O Calado foi um dos «Galifões», grupo de estudantes radicais moradores na República coimbrã do mesmo nome, não alinhados partidariamente – e, por isso, mas também pela permanente atitude libertária, então muitas vezes identificados como «anarcas» – que estavam sempre presentes na primeira linha dos combates da academia, sobretudo nos momentos mais difíceis em que nos protestos contra o regime era necessário encarar a PIDE e a «polícia de choque». De todos eles, o mais notório por ser sempre o primeiro, aquele que jamais escondia a cara, foi sem dúvida o Calado. Recordo-me de o ver, por vezes sozinho, a avançar na dianteira, enfrentando os esbirros do regime com uma coragem física que todos admiravam e servia de exemplo, enquanto muitos estudantes procuravam proteger-se da violência das cargas policiais.
Por outro lado, a forma como os que defendiam a ditadura o encaravam pode ser aferida por uma leitura de alguns dos documentos produzidos pela PIDE-DGS, constantes do processo individual e cedidos pelo seu filho Rui Calado, que o Centro de Documentação 25 de Abril incorporou no arquivo e agora disponibiliza em versão digital. Neles se dá conta de uma vigilância permanente e atenta desse «Calado Alentejano», como num dos relatórios o designa um agente, encarado como perigo para a «ordem pública» e cujos passos eram continuamente observados.
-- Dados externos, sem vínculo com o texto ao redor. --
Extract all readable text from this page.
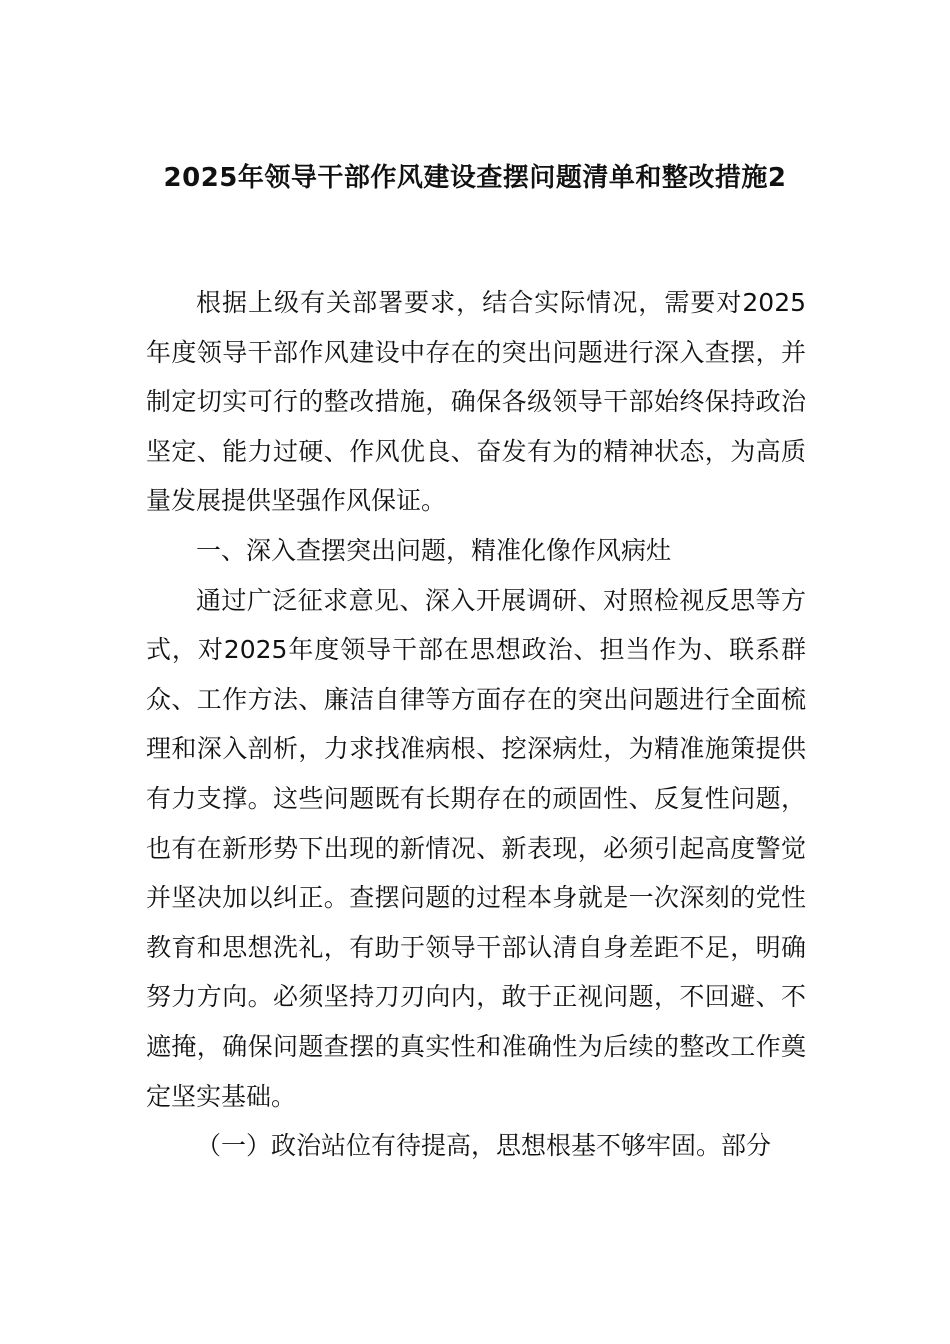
2025年领导干部作风建设查摆问题清单和整改措施2

根据上级有关部署要求，结合实际情况，需要对2025年度领导干部作风建设中存在的突出问题进行深入查摆，并制定切实可行的整改措施，确保各级领导干部始终保持政治坚定、能力过硬、作风优良、奋发有为的精神状态，为高质量发展提供坚强作风保证。

一、深入查摆突出问题，精准化像作风病灶

通过广泛征求意见、深入开展调研、对照检视反思等方式，对2025年度领导干部在思想政治、担当作为、联系群众、工作方法、廉洁自律等方面存在的突出问题进行全面梳理和深入剖析，力求找准病根、挖深病灶，为精准施策提供有力支撑。这些问题既有长期存在的顽固性、反复性问题，也有在新形势下出现的新情况、新表现，必须引起高度警觉并坚决加以纠正。查摆问题的过程本身就是一次深刻的党性教育和思想洗礼，有助于领导干部认清自身差距不足，明确努力方向。必须坚持刀刃向内，敢于正视问题，不回避、不遮掩，确保问题查摆的真实性和准确性为后续的整改工作奠定坚实基础。

（一）政治站位有待提高，思想根基不够牢固。部分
A sua figura imponente – «inteiramente vestida de ganga azul» como refere outro PIDE de Coimbra, usando «longa barba e cabelos compridos», assim o descreve um chefe de posto de Évora – aparece nestes documentos como a de um homem sem medo, protagonista em carne e osso dessa resistência estudantil que muito inquietava o regime sobretudo quando se mostrava na rua.
A «ação direta» foi nesses anos finais do Estado Novo o campo de batalha do Calado, do para muitos dos seus contemporâneos inesquecível «Carpa», sendo o seu rosto um dos mais visíveis, e a sua voz de trovão uma das mais sonoras, diante também da população da cidade que se ia cruzando com o universo estudantil, desse ímpeto de corajosa insubmissão que ajudou a derrubar a ditadura e fez nascer a democracia. Por isso lhe devemos gratidão.